At the protein level, keratins are not only the most abundant components of MDBs but are also essential for MDB formation. Refining our understanding of the precise mechanism and genetics of MDB formation should allow determining whether MDBs serve a protective cell response, and whether they offer prognostic/diagnostic/therapeutic values beyond their current utility as histological markers of some liver diseases. Keratin abundance and the selectivity of K18 and K19 as caspase substrates render them attractive candidate diagnostic markers of liver epithelial cell death. Furthermore, future studies will likely unfold the identity of novel keratin-binding proteins and posttranslational modifications that may be involved in regulating unique keratin functions. Also, assessment of the context (acute versus chronic; necrosis versus apoptosis) and type of liver disease with regard to the predictive value and utility of intact or fragment keratin accumulation will need to be determined.
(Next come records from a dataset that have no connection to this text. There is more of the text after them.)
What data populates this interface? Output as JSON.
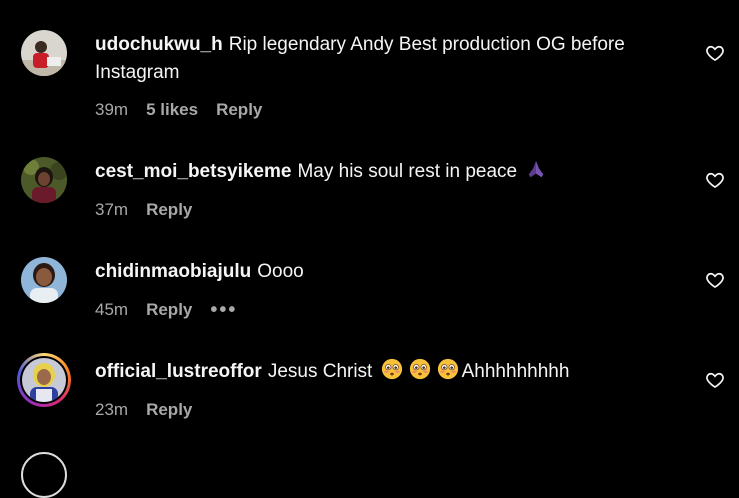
{
  "comments": [
    {
      "username": "udochukwu_h",
      "text": "Rip legendary Andy Best production OG before Instagram",
      "time": "39m",
      "likes": "5 likes",
      "reply": "Reply"
    },
    {
      "username": "cest_moi_betsyikeme",
      "text": "May his soul rest in peace",
      "emoji": "praying-hands-emoji",
      "time": "37m",
      "reply": "Reply"
    },
    {
      "username": "chidinmaobiajulu",
      "text": "Oooo",
      "time": "45m",
      "reply": "Reply",
      "more": "•••"
    },
    {
      "username": "official_lustreoffor",
      "text_before": "Jesus Christ",
      "emoji": "flushed-face-emoji",
      "text_after": "Ahhhhhhhhh",
      "time": "23m",
      "reply": "Reply"
    }
  ],
  "colors": {
    "background": "#000000",
    "text": "#f5f5f5",
    "secondary": "#a8a8a8"
  }
}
Other relevant potential areas of future investigation include the role of keratins and their mutations in modulating cross-talk between liver epithelial and non-epithelial cells. For example, interleukin-6 up-regulates K8 expression in cultured colonic cell lines50 and similar keratin regulation by interleukin-6 or other cytokines may occur in the liver. In addition, the role of other IF proteins in modulating the function of stellate, endothelial and Kupffer cells (e.g., vimentin/desmin/synemin51) and their cross-talk with surrounding epithelial cells is a wide open area for investigation.
We are grateful to Helene Baribault, Thomas Magin and Robert Oshima for their generous sharing of the keratin genetic animal models that have helped advance the field; Evelyn Resurrection for assistance with immune staining; and to Kris Morrow for assistance with figure preparation. We also thank all the patients, Blood Bank donors, families and other volunteers who have participated in the genetic studies described herein. Because of space constraints, we apologize for not being able to include all potentially relevant references.